Is this far-fetched? Not really. The information is readily available (thanks to ever-present GPS). Whether the GPS data is recorded and used to track the user’s whereabouts and historical patterns is clearly a matter for privacy experts to sort out. But I, for one, will be glad to allow these bots access to all such personal information to enable them to have better context. Notice that context from these data sources supplements context obtained from the conversation/dialog itself. So, the data integration from multiple sources aids the AI, NLP and machine learning by providing additional data to help further the dialog and enable an intelligent personalized conversation.
Lest you think that I am picking an isolated incident out of context (pardon the pun) to paint these bots in a bad light, let me narrate another recent example of my interaction with Google Assistant. A friend had sent a Google Calendar invite, via Gmail, for lunch at a nearby restaurant. I got there a little early, having used Google Maps on my iPhone to navigate to the place. To kill time before my friend arrived, I stood in front of the restaurant and asked Google Assistant (Allo) where I was, and why I was there. For the first question, it showed me the map, though strangely didn’t precisely identify the restaurant (this was a strip mall). It totally bombed the second question, even though I tried asking in many ways (such as who I was meeting).

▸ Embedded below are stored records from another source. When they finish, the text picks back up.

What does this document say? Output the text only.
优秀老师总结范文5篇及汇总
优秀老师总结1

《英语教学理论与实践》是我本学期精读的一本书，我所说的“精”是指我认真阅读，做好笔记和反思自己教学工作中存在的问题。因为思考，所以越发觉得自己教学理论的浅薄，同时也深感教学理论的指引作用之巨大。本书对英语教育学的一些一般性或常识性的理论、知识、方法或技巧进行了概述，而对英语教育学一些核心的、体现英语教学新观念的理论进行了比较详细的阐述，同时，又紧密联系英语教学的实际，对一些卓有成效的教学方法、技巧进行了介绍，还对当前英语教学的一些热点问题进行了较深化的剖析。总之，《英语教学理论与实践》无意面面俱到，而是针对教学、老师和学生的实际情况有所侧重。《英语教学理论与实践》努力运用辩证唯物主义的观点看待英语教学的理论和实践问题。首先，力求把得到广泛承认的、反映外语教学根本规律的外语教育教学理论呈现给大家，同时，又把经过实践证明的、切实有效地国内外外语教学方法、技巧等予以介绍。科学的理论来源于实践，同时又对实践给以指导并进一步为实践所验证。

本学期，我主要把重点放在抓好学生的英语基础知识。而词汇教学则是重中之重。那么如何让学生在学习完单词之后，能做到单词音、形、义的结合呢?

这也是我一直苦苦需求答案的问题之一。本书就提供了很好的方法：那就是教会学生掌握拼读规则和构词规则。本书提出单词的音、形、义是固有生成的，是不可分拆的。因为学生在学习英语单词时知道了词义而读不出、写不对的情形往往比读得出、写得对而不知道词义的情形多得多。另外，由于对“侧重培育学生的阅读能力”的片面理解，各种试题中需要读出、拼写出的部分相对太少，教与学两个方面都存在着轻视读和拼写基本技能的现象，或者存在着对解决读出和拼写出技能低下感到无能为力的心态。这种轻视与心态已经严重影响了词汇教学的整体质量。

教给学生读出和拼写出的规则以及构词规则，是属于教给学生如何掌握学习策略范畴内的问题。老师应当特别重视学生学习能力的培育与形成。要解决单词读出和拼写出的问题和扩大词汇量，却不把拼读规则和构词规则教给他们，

Clearly, Google Assistant is not integrated with all these other services that Google owns; I have allowed personalization for all Google services where asked, so I am assuming these Google services have all this data stored under my identity to be readily leveraged. Perhaps, this has been rectified (my experience is a few months old). But, this is an example of the importance of integrating many different data sources to obtain context variables needed to conduct an intelligent dialog that is personal and effective. Ironically, integrating a lot of different data sources and history of previous dialog, will enable the user to have a shortened dialog with the bot. This is important since in many cases, especially for business applications, the user is not trying to engage in a long conversation with the bot. The aim is to conduct just enough dialog to obtain information and perform necessary actions towards accomplishing some goal.
Siri and Google Assistant are open-domain bots with unrestricted context and vocabulary. So, the bar is higher for these bots, unlike their narrow-domain single-application bots which have restricted context and vocabulary. Still, the importance of data integration from a variety of sources remains the same for both types of bots. Data integration may not seem as sexy as NLP or deep learning, but it is just as important for bots to obtain the context needed to hold an intelligent dialog with the user. Identifying all relevant sources of such data and actively making them available to the bot is important. Historical data is used to train the bot with the proper context. Real-time data allows the bot to update the data variables with current context as it pertains to the dialog.
Don’t just sit there, say something. Share your bot stories. Or, tell me I got this all wrong, and I am just being cranky and mean to these nice bots on New Year’s Eve. Go, right ahead. Unlike the bots, I will take it all in context.